ROMA – TUTTI HANNO STRAVINTO: M5S CROLLATO, ITALIA VIVA NIENTE MALE. CONTENTI LORO

Adesso è il momento della digestione del risultato ma qualcuno ha già il mal di pancia. Tutti sorridono davanti alle telecamere ma c'è chi piange lacrime amare. Con il cavolo che hanno vinto tutti...

Roma – Tutti contenti e felici, almeno davanti alle telecamere. Adesso la vittoria va digerita nonostante qualcuno abbia già il mal di pancia. Per la sconfitta. I giorni successivi alle elezioni, infatti, servono per fare mente locale con l’esito delle urne e per una valutazione più serena ed approfondita. Però non sempre è così. Poche le variabili di diversità tra i leader degli opposti schieramenti. L’unico comune denominatore è che ogni partito ha migliorato la propria percentuale di consenso, indipendentemente dall’effettivo esito. Strano ma vero.

Così Renzi, per il suo partito, sbandiera ai quattro venti un risultato straordinario. Italia Viva, per la prima volta, si  è presentata alle urne ed è riuscita a strappare un 24%. Un traguardo strepitoso, dice don Matteo. Italia Viva, in Campania, ha battuto sette e mezzo mentre in Sardegna è cresciuta in maniera cospicua. In Val d’Aosta l’8% e non è poco. Ci si aspettava un po’ di più in Toscana ma il buon Matteo fiorentino si dichiara ugualmente felicissimo, soprattutto per la disfatta del Matteo di Pontida. Contento lui… La Toscana rimane saldamente nelle mani del centrosinistra con Eugenio Giani arroccato con forza al suo 48%.

Conte e Zingaretti, comunque, escono entrambi rinforzati da questa competizione elettorale. Probabilmente il segretario del Pd ha vinto la partita più difficile anche perché tutti davano la Toscana al centrodestra, con qualche riserva ovviamente. Invece in Veneto si è avuta conferma della forza elettorale del presidente Zaia, data per scontata. Ma in politica può sempre accadere tutto e il contrario di tutto. Zaia ha affermato la sua lista mentre quella di Salvini è caduta a picco. Adesso il buon Matteo del Carroccio dovrà vedersela con Zaia quando si prenderanno decisioni importanti, anche a Roma.

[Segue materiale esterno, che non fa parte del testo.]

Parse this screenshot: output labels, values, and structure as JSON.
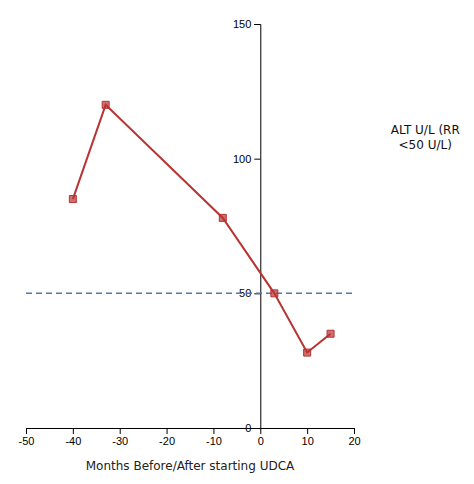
{
  "chart_data": {
    "type": "line",
    "x": [
      -40,
      -33,
      -8,
      3,
      10,
      15
    ],
    "values": [
      85,
      120,
      78,
      50,
      28,
      35
    ],
    "color": "#b83333",
    "marker": "square",
    "x_label": "Months Before/After starting UDCA",
    "y_label": "ALT U/L (RR\n<50 U/L)",
    "xlim": [
      -50,
      20
    ],
    "ylim": [
      0,
      150
    ],
    "xticks": [
      -50,
      -40,
      -30,
      -20,
      -10,
      0,
      10,
      20
    ],
    "yticks": [
      0,
      50,
      100,
      150
    ],
    "reference_lines": [
      {
        "y": 50,
        "color": "#5577aa",
        "line_style": "dashed"
      }
    ],
    "grid": false
  }
}
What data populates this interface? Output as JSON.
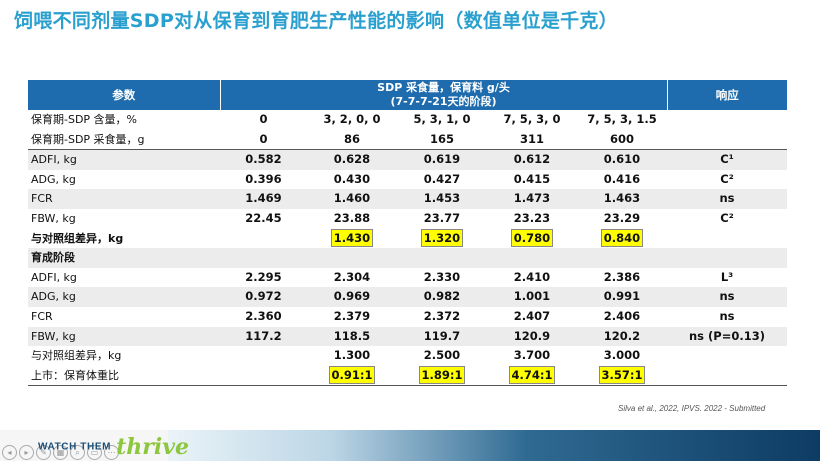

Zaia però smentisce su tutta la linea. Non cambierebbe nulla fra lui e Salvini: “...E’ la quinta volta che presento la lista, ed è la quinta volta che vengono fatti questi ragionamenti – dice Luca Zaiaquesta è una votazione fine a sé stessa e riguarda la mia amministrazione. Il tema politico si affronta con le elezioni politiche. Quando si svolgeranno le vere elezioni nazionali gli equilibri cambieranno…”. Salvini è avvisato e ne tragga le dovute conclusioni. Zaia però predica bene e razzola male. Infatti il governatore del Veneto si comporta già da leader nazionale commentando i risultati della Toscana dove la Lega, quella di Salvini ovviamente, poteva fare molto di più.

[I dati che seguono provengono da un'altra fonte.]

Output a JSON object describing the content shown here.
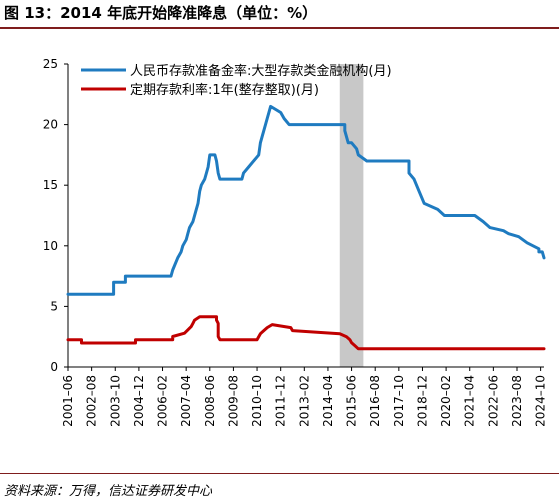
{
  "figure": {
    "title": "图 13：2014 年底开始降准降息（单位：%）",
    "source": "资料来源：万得，信达证券研发中心"
  },
  "colors": {
    "rule": "#7f1d1d",
    "rrr": "#1f7bc0",
    "deposit": "#c00000",
    "shade": "#c8c8c8"
  },
  "chart_data": {
    "type": "line",
    "ylim": [
      0,
      25
    ],
    "yticks": [
      0,
      5,
      10,
      15,
      20,
      25
    ],
    "xlim": [
      "2001-06",
      "2024-12"
    ],
    "xticks": [
      "2001–06",
      "2002–08",
      "2003–10",
      "2004–12",
      "2006–02",
      "2007–04",
      "2008–06",
      "2009–08",
      "2010–10",
      "2011–12",
      "2013–02",
      "2014–04",
      "2015–06",
      "2016–08",
      "2017–10",
      "2018–12",
      "2020–02",
      "2021–04",
      "2022–06",
      "2023–08",
      "2024–10"
    ],
    "shaded_period": [
      "2014-11",
      "2016-01"
    ],
    "legend_position": "top-left",
    "series": [
      {
        "name": "人民币存款准备金率:大型存款类金融机构(月)",
        "points": [
          [
            "2001-06",
            6.0
          ],
          [
            "2003-09",
            6.0
          ],
          [
            "2003-09",
            7.0
          ],
          [
            "2004-04",
            7.0
          ],
          [
            "2004-04",
            7.5
          ],
          [
            "2006-07",
            7.5
          ],
          [
            "2006-08",
            8.0
          ],
          [
            "2006-11",
            9.0
          ],
          [
            "2007-01",
            9.5
          ],
          [
            "2007-02",
            10.0
          ],
          [
            "2007-04",
            10.5
          ],
          [
            "2007-05",
            11.0
          ],
          [
            "2007-06",
            11.5
          ],
          [
            "2007-08",
            12.0
          ],
          [
            "2007-09",
            12.5
          ],
          [
            "2007-10",
            13.0
          ],
          [
            "2007-11",
            13.5
          ],
          [
            "2007-12",
            14.5
          ],
          [
            "2008-01",
            15.0
          ],
          [
            "2008-03",
            15.5
          ],
          [
            "2008-04",
            16.0
          ],
          [
            "2008-05",
            16.5
          ],
          [
            "2008-06",
            17.5
          ],
          [
            "2008-09",
            17.5
          ],
          [
            "2008-10",
            17.0
          ],
          [
            "2008-11",
            16.0
          ],
          [
            "2008-12",
            15.5
          ],
          [
            "2010-01",
            15.5
          ],
          [
            "2010-02",
            16.0
          ],
          [
            "2010-05",
            16.5
          ],
          [
            "2010-11",
            17.5
          ],
          [
            "2010-12",
            18.5
          ],
          [
            "2011-01",
            19.0
          ],
          [
            "2011-02",
            19.5
          ],
          [
            "2011-03",
            20.0
          ],
          [
            "2011-04",
            20.5
          ],
          [
            "2011-05",
            21.0
          ],
          [
            "2011-06",
            21.5
          ],
          [
            "2011-12",
            21.0
          ],
          [
            "2012-02",
            20.5
          ],
          [
            "2012-05",
            20.0
          ],
          [
            "2015-02",
            20.0
          ],
          [
            "2015-02",
            19.5
          ],
          [
            "2015-04",
            18.5
          ],
          [
            "2015-06",
            18.5
          ],
          [
            "2015-09",
            18.0
          ],
          [
            "2015-10",
            17.5
          ],
          [
            "2016-03",
            17.0
          ],
          [
            "2018-04",
            17.0
          ],
          [
            "2018-04",
            16.0
          ],
          [
            "2018-07",
            15.5
          ],
          [
            "2018-10",
            14.5
          ],
          [
            "2019-01",
            13.5
          ],
          [
            "2019-09",
            13.0
          ],
          [
            "2020-01",
            12.5
          ],
          [
            "2021-07",
            12.5
          ],
          [
            "2021-12",
            12.0
          ],
          [
            "2022-04",
            11.5
          ],
          [
            "2022-12",
            11.25
          ],
          [
            "2023-03",
            11.0
          ],
          [
            "2023-09",
            10.75
          ],
          [
            "2024-02",
            10.25
          ],
          [
            "2024-09",
            9.75
          ],
          [
            "2024-09",
            9.5
          ],
          [
            "2024-11",
            9.5
          ],
          [
            "2024-12",
            9.0
          ]
        ]
      },
      {
        "name": "定期存款利率:1年(整存整取)(月)",
        "points": [
          [
            "2001-06",
            2.25
          ],
          [
            "2002-02",
            2.25
          ],
          [
            "2002-02",
            1.98
          ],
          [
            "2004-10",
            1.98
          ],
          [
            "2004-10",
            2.25
          ],
          [
            "2006-08",
            2.25
          ],
          [
            "2006-08",
            2.52
          ],
          [
            "2007-03",
            2.79
          ],
          [
            "2007-05",
            3.06
          ],
          [
            "2007-07",
            3.33
          ],
          [
            "2007-08",
            3.6
          ],
          [
            "2007-09",
            3.87
          ],
          [
            "2007-12",
            4.14
          ],
          [
            "2008-10",
            4.14
          ],
          [
            "2008-10",
            3.87
          ],
          [
            "2008-11",
            3.6
          ],
          [
            "2008-11",
            2.52
          ],
          [
            "2008-12",
            2.25
          ],
          [
            "2010-10",
            2.25
          ],
          [
            "2010-12",
            2.75
          ],
          [
            "2011-02",
            3.0
          ],
          [
            "2011-04",
            3.25
          ],
          [
            "2011-07",
            3.5
          ],
          [
            "2012-06",
            3.25
          ],
          [
            "2012-07",
            3.0
          ],
          [
            "2014-11",
            2.75
          ],
          [
            "2015-03",
            2.5
          ],
          [
            "2015-05",
            2.25
          ],
          [
            "2015-06",
            2.0
          ],
          [
            "2015-08",
            1.75
          ],
          [
            "2015-10",
            1.5
          ],
          [
            "2024-12",
            1.5
          ]
        ]
      }
    ]
  }
}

Per quanto riguarda la performance dei Pentastellati il discorso non cambia. Anche loro hanno vinto, dicono, ma ci credono solo loro. Il flop ha travolto il partito di Grillo che, dietro la lavagna, si sta leccando le ferite. Nonostante l’indubbia affermazione referendaria non abbia fatto da traino a regionali e comunali come i 5S si attendevano. Gli elettori che condividevano la politica di Luigi Di Maio & Company sono confluiti in Italia Viva, soprattutto, e in misura minore in tutti gli altri partiti. Fratelli d’Italia compreso.

È andata decisamente peggio anche in altri territori dove il Movimento aveva mietuto consensi su consensi nelle scorse politiche: “…Esito inferiore rispetto al passato – ammette Vito Crimi – bisognerà fare meglio…”. Meglio di che? Al Sud è andata male, praticamente assenti al Nord. E parlate di fare meglio? Cioè di scomparire del tutto? Sia in coalizione che da soli i risultati del M5S hanno segnato il passo quando non sono crollati. Una debacle da arrivederci e sogni d’oro.

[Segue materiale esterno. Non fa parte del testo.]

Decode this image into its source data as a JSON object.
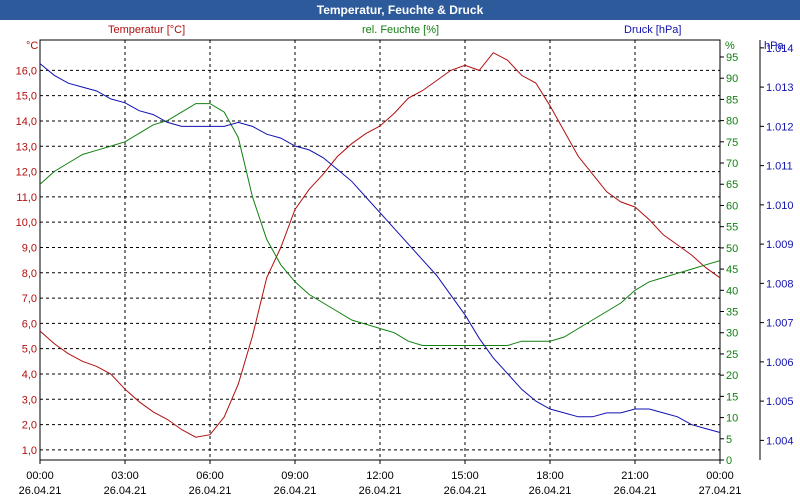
{
  "title": "Temperatur, Feuchte & Druck",
  "legend": {
    "temperature": "Temperatur [°C]",
    "humidity": "rel. Feuchte [%]",
    "pressure": "Druck [hPa]"
  },
  "units": {
    "left": "°C",
    "right1": "%",
    "right2": "hPa"
  },
  "colors": {
    "temperature": "#b01010",
    "humidity": "#108010",
    "pressure": "#1010b0",
    "titlebar": "#2d5a9b"
  },
  "chart_data": {
    "type": "line",
    "title": "Temperatur, Feuchte & Druck",
    "x_ticks": [
      {
        "time": "00:00",
        "date": "26.04.21"
      },
      {
        "time": "03:00",
        "date": "26.04.21"
      },
      {
        "time": "06:00",
        "date": "26.04.21"
      },
      {
        "time": "09:00",
        "date": "26.04.21"
      },
      {
        "time": "12:00",
        "date": "26.04.21"
      },
      {
        "time": "15:00",
        "date": "26.04.21"
      },
      {
        "time": "18:00",
        "date": "26.04.21"
      },
      {
        "time": "21:00",
        "date": "26.04.21"
      },
      {
        "time": "00:00",
        "date": "27.04.21"
      }
    ],
    "xlim_hours": [
      0,
      24
    ],
    "y_axes": {
      "temperature": {
        "label": "°C",
        "lim": [
          0.6,
          17.2
        ],
        "ticks": [
          "1,0",
          "2,0",
          "3,0",
          "4,0",
          "5,0",
          "6,0",
          "7,0",
          "8,0",
          "9,0",
          "10,0",
          "11,0",
          "12,0",
          "13,0",
          "14,0",
          "15,0",
          "16,0"
        ]
      },
      "humidity": {
        "label": "%",
        "lim": [
          0,
          99
        ],
        "ticks": [
          "0",
          "5",
          "10",
          "15",
          "20",
          "25",
          "30",
          "35",
          "40",
          "45",
          "50",
          "55",
          "60",
          "65",
          "70",
          "75",
          "80",
          "85",
          "90",
          "95"
        ]
      },
      "pressure": {
        "label": "hPa",
        "lim": [
          1.0035,
          1.0142
        ],
        "ticks": [
          "1.004",
          "1.005",
          "1.006",
          "1.007",
          "1.008",
          "1.009",
          "1.010",
          "1.011",
          "1.012",
          "1.013",
          "1.014"
        ]
      }
    },
    "series": [
      {
        "name": "Temperatur [°C]",
        "axis": "temperature",
        "x": [
          0,
          0.5,
          1,
          1.5,
          2,
          2.5,
          3,
          3.5,
          4,
          4.5,
          5,
          5.5,
          6,
          6.5,
          7,
          7.5,
          8,
          8.5,
          9,
          9.5,
          10,
          10.5,
          11,
          11.5,
          12,
          12.5,
          13,
          13.5,
          14,
          14.5,
          15,
          15.5,
          16,
          16.5,
          17,
          17.5,
          18,
          18.5,
          19,
          19.5,
          20,
          20.5,
          21,
          21.5,
          22,
          22.5,
          23,
          23.5,
          24
        ],
        "values": [
          5.7,
          5.2,
          4.8,
          4.5,
          4.3,
          4.0,
          3.4,
          2.9,
          2.5,
          2.2,
          1.8,
          1.5,
          1.6,
          2.3,
          3.6,
          5.5,
          7.8,
          9.0,
          10.5,
          11.3,
          11.9,
          12.6,
          13.1,
          13.5,
          13.8,
          14.3,
          14.9,
          15.2,
          15.6,
          16.0,
          16.2,
          16.0,
          16.7,
          16.4,
          15.8,
          15.5,
          14.6,
          13.6,
          12.6,
          11.9,
          11.2,
          10.8,
          10.6,
          10.1,
          9.5,
          9.1,
          8.7,
          8.2,
          7.8
        ]
      },
      {
        "name": "rel. Feuchte [%]",
        "axis": "humidity",
        "x": [
          0,
          0.5,
          1,
          1.5,
          2,
          2.5,
          3,
          3.5,
          4,
          4.5,
          5,
          5.5,
          6,
          6.5,
          7,
          7.5,
          8,
          8.5,
          9,
          9.5,
          10,
          10.5,
          11,
          11.5,
          12,
          12.5,
          13,
          13.5,
          14,
          14.5,
          15,
          15.5,
          16,
          16.5,
          17,
          17.5,
          18,
          18.5,
          19,
          19.5,
          20,
          20.5,
          21,
          21.5,
          22,
          22.5,
          23,
          23.5,
          24
        ],
        "values": [
          65,
          68,
          70,
          72,
          73,
          74,
          75,
          77,
          79,
          80,
          82,
          84,
          84,
          82,
          76,
          62,
          52,
          46,
          42,
          39,
          37,
          35,
          33,
          32,
          31,
          30,
          28,
          27,
          27,
          27,
          27,
          27,
          27,
          27,
          28,
          28,
          28,
          29,
          31,
          33,
          35,
          37,
          40,
          42,
          43,
          44,
          45,
          46,
          47
        ]
      },
      {
        "name": "Druck [hPa]",
        "axis": "pressure",
        "x": [
          0,
          0.5,
          1,
          1.5,
          2,
          2.5,
          3,
          3.5,
          4,
          4.5,
          5,
          5.5,
          6,
          6.5,
          7,
          7.5,
          8,
          8.5,
          9,
          9.5,
          10,
          10.5,
          11,
          11.5,
          12,
          12.5,
          13,
          13.5,
          14,
          14.5,
          15,
          15.5,
          16,
          16.5,
          17,
          17.5,
          18,
          18.5,
          19,
          19.5,
          20,
          20.5,
          21,
          21.5,
          22,
          22.5,
          23,
          23.5,
          24
        ],
        "values": [
          1.0136,
          1.0133,
          1.0131,
          1.013,
          1.0129,
          1.0127,
          1.0126,
          1.0124,
          1.0123,
          1.0121,
          1.012,
          1.012,
          1.012,
          1.012,
          1.0121,
          1.012,
          1.0118,
          1.0117,
          1.0115,
          1.0114,
          1.0112,
          1.0109,
          1.0106,
          1.0102,
          1.0098,
          1.0094,
          1.009,
          1.0086,
          1.0082,
          1.0077,
          1.0072,
          1.0066,
          1.0061,
          1.0057,
          1.0053,
          1.005,
          1.0048,
          1.0047,
          1.0046,
          1.0046,
          1.0047,
          1.0047,
          1.0048,
          1.0048,
          1.0047,
          1.0046,
          1.0044,
          1.0043,
          1.0042
        ]
      }
    ]
  }
}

Fratelli d’Italia, secondo copione, avrebbe vinto e stravinto strappando voti a destra e a manca, si fa per dire. Un trionfo per Giorgia Meloni che sogna accordi e coinvolgimenti al governo ma cosi non sarà. Si ha macinato qualche voto in più ma nulla di che. Tranne in Puglia dove la lista di Raffaele Fitto, prima FI poi FdI, è arrivata al 20%. Così la Giorgia de’ noantri si sente autorizzata a lanciare una sfida alla Costituzione italiana invocando il presidenzialismo. Poi c’è Forza Italia. O, meglio: c’è ancora Forza Italia? Silvio c’è. E, a sentirlo, ha vinto anche lui.